La révolution des pneus de route est en marche et je suis monté dans le train.
"La vieillesse est un naufrage" disait le grand Charles, et je n'y échappe pas. J'aurais aimé continuer de vivre heureux sur un vélo raide comme la justice et vif comme l'éclair, mais je dois me résoudre à faire quelques compromis pour préserver ma santé inexorablement déclinante.
Je pédale aussi vite qu'il y a dix ans, mais je souffre depuis quelques temps d'engourdissements des mains et de douleurs au scrotum (la couille gauche si vous préférez) après quelques heures passées en selle.
Je devais donc trouver davantage de confort sur mon vélo, qui est pourtant déjà très bon dans ce domaine.
Par chance une révolution est en marche dans le monde du vélo de route.
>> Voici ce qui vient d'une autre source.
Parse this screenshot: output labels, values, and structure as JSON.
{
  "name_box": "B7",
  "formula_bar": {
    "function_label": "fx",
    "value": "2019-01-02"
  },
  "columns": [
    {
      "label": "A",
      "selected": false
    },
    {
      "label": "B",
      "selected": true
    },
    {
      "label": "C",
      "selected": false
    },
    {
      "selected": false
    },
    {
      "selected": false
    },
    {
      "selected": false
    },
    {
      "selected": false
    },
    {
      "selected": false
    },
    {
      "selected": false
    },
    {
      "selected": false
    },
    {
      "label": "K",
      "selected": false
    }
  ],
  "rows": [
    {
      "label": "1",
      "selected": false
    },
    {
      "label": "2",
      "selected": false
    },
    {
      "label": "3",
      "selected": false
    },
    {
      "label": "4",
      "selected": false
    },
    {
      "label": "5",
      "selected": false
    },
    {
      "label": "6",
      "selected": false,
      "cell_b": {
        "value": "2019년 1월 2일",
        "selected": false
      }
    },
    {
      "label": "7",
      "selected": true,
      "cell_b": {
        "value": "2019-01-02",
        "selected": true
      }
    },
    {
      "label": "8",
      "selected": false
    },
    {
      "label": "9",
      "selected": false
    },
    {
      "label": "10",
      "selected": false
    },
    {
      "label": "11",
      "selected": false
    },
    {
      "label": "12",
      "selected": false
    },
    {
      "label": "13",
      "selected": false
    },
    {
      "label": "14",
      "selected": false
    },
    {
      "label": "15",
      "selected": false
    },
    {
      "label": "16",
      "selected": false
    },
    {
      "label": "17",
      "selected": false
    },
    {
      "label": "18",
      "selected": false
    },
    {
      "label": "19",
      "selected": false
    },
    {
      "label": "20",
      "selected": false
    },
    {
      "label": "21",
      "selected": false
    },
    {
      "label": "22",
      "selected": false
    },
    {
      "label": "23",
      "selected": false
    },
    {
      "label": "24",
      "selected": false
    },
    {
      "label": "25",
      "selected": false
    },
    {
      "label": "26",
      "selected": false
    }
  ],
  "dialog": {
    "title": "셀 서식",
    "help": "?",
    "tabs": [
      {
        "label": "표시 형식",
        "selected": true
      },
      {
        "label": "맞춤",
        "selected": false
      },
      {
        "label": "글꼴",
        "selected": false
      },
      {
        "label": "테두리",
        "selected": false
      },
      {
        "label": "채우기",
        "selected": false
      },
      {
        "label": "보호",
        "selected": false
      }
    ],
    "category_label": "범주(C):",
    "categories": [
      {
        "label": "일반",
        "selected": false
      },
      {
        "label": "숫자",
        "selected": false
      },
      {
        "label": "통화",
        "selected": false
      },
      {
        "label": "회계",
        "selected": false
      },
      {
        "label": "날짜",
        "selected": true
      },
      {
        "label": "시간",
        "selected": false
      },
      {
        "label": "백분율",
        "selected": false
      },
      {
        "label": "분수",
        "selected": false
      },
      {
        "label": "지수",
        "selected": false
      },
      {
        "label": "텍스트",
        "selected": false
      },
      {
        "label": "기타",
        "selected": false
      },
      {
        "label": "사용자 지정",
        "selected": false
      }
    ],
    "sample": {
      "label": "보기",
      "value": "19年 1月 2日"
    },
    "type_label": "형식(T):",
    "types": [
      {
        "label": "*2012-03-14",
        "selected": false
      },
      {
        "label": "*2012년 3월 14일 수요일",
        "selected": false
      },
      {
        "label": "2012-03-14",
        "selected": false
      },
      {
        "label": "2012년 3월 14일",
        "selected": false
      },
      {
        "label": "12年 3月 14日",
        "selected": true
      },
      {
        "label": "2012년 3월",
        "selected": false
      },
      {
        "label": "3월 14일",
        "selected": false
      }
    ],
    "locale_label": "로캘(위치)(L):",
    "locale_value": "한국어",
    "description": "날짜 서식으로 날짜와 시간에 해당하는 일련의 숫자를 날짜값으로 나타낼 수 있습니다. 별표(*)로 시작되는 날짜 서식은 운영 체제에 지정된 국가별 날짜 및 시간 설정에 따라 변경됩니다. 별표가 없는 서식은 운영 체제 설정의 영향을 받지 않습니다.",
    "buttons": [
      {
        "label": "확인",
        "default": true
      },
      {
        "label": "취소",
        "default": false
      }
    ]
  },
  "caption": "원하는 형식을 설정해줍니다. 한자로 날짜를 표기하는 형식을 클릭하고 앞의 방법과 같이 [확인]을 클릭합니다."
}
On s'aperçoit qu'un pneu fin et surgonflé est non seulement inconfortable, mais il offre de moins bonnes performances qu'un plus gros pneu à plus basse pression.
Je pouvais donc caresser le rêve de gagner du confort tout en gardant, voire en améliorant, mes légendaires performances.
J'avais déjà franchi un cap au printemps en passant aux pneus de 28 mm et en descendant la pression autour de 5,5 bars. Mais le gain de confort n'étaient pas flagrant. Et je ne pouvais pas gonfler moins, de peur de pincer mes chambres à air à chaque nid de poule.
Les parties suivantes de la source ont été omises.